Stress & Burnout: Wenn die Psyche den Körper krank macht

Chronischer Stress und Burnout machen nicht nur psychisch, sondern auch körperlich krank. Erfahren Sie, welche Warnsignale Ihr Körper sendet und was Sie dagegen tun können.

deinrezept.de Ärzteteam
Aktualisiert am 14. April 2026

Was ist Burnout?

Burnout beschreibt einen Zustand chronischer Erschöpfung, der durch anhaltende Überlastung im beruflichen oder privaten Umfeld entsteht. Die Weltgesundheitsorganisation (WHO) erkennt Burnout seit 2019 als berufsbezogenes Phänomen an. Betroffene fühlen sich emotional ausgelaugt, distanzieren sich zunehmend von ihrer Arbeit und erleben einen deutlichen Leistungsabfall.

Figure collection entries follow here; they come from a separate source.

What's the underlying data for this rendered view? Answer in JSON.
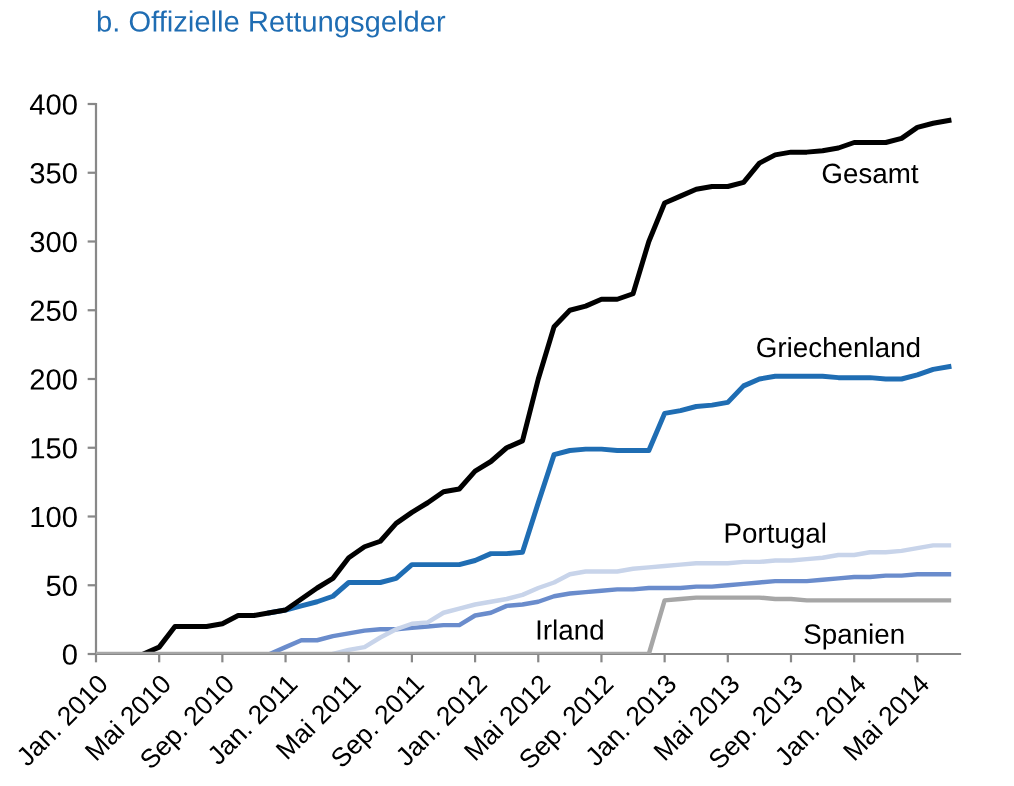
{
  "chart_data": {
    "type": "line",
    "title": "b. Offizielle Rettungsgelder",
    "categories": [
      "Jan. 2010",
      null,
      null,
      null,
      "Mai 2010",
      null,
      null,
      null,
      "Sep. 2010",
      null,
      null,
      null,
      "Jan. 2011",
      null,
      null,
      null,
      "Mai 2011",
      null,
      null,
      null,
      "Sep. 2011",
      null,
      null,
      null,
      "Jan. 2012",
      null,
      null,
      null,
      "Mai 2012",
      null,
      null,
      null,
      "Sep. 2012",
      null,
      null,
      null,
      "Jan. 2013",
      null,
      null,
      null,
      "Mai 2013",
      null,
      null,
      null,
      "Sep. 2013",
      null,
      null,
      null,
      "Jan. 2014",
      null,
      null,
      null,
      "Mai 2014",
      null,
      null
    ],
    "ylim": [
      0,
      400
    ],
    "yticks": [
      0,
      50,
      100,
      150,
      200,
      250,
      300,
      350,
      400
    ],
    "grid": false,
    "legend": false,
    "marker": "none",
    "line_style": "solid",
    "series": [
      {
        "name": "Gesamt",
        "color": "#000000",
        "values": [
          null,
          null,
          null,
          0,
          5,
          20,
          20,
          20,
          22,
          28,
          28,
          30,
          32,
          40,
          48,
          55,
          70,
          78,
          82,
          95,
          103,
          110,
          118,
          120,
          133,
          140,
          150,
          155,
          200,
          238,
          250,
          253,
          258,
          258,
          262,
          300,
          328,
          333,
          338,
          340,
          340,
          343,
          357,
          363,
          365,
          365,
          366,
          368,
          372,
          372,
          372,
          375,
          383,
          386,
          388
        ]
      },
      {
        "name": "Griechenland",
        "color": "#1f6db3",
        "values": [
          null,
          null,
          null,
          null,
          null,
          null,
          null,
          null,
          null,
          null,
          null,
          30,
          32,
          35,
          38,
          42,
          52,
          52,
          52,
          55,
          65,
          65,
          65,
          65,
          68,
          73,
          73,
          74,
          110,
          145,
          148,
          149,
          149,
          148,
          148,
          148,
          175,
          177,
          180,
          181,
          183,
          195,
          200,
          202,
          202,
          202,
          202,
          201,
          201,
          201,
          200,
          200,
          203,
          207,
          209
        ]
      },
      {
        "name": "Portugal",
        "color": "#c8d4ea",
        "values": [
          null,
          null,
          null,
          null,
          null,
          null,
          null,
          null,
          null,
          null,
          null,
          null,
          null,
          null,
          null,
          0,
          3,
          5,
          12,
          18,
          22,
          23,
          30,
          33,
          36,
          38,
          40,
          43,
          48,
          52,
          58,
          60,
          60,
          60,
          62,
          63,
          64,
          65,
          66,
          66,
          66,
          67,
          67,
          68,
          68,
          69,
          70,
          72,
          72,
          74,
          74,
          75,
          77,
          79,
          79
        ]
      },
      {
        "name": "Irland",
        "color": "#6a8ccc",
        "values": [
          null,
          null,
          null,
          null,
          null,
          null,
          null,
          null,
          null,
          null,
          null,
          0,
          5,
          10,
          10,
          13,
          15,
          17,
          18,
          18,
          19,
          20,
          21,
          21,
          28,
          30,
          35,
          36,
          38,
          42,
          44,
          45,
          46,
          47,
          47,
          48,
          48,
          48,
          49,
          49,
          50,
          51,
          52,
          53,
          53,
          53,
          54,
          55,
          56,
          56,
          57,
          57,
          58,
          58,
          58
        ]
      },
      {
        "name": "Spanien",
        "color": "#a6a6a6",
        "values": [
          0,
          0,
          0,
          0,
          0,
          0,
          0,
          0,
          0,
          0,
          0,
          0,
          0,
          0,
          0,
          0,
          0,
          0,
          0,
          0,
          0,
          0,
          0,
          0,
          0,
          0,
          0,
          0,
          0,
          0,
          0,
          0,
          0,
          0,
          0,
          0,
          39,
          40,
          41,
          41,
          41,
          41,
          41,
          40,
          40,
          39,
          39,
          39,
          39,
          39,
          39,
          39,
          39,
          39,
          39
        ]
      }
    ]
  }
}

In Deutschland geben laut einer Studie der Techniker Krankenkasse rund 26 % der Berufstätigen an, häufig oder sehr häufig unter Stress zu leiden. Burnout ist dabei keine Schwäche, sondern eine nachvollziehbare Reaktion des Körpers auf dauerhaft überhöhte Anforderungen bei gleichzeitig fehlender Erholung.

Wichtig zu wissen: Burnout ist kein plötzliches Ereignis, sondern ein schleichender Prozess, der sich über Wochen bis Monate entwickelt. Je früher die Warnsignale erkannt werden, desto besser lässt sich gegensteuern.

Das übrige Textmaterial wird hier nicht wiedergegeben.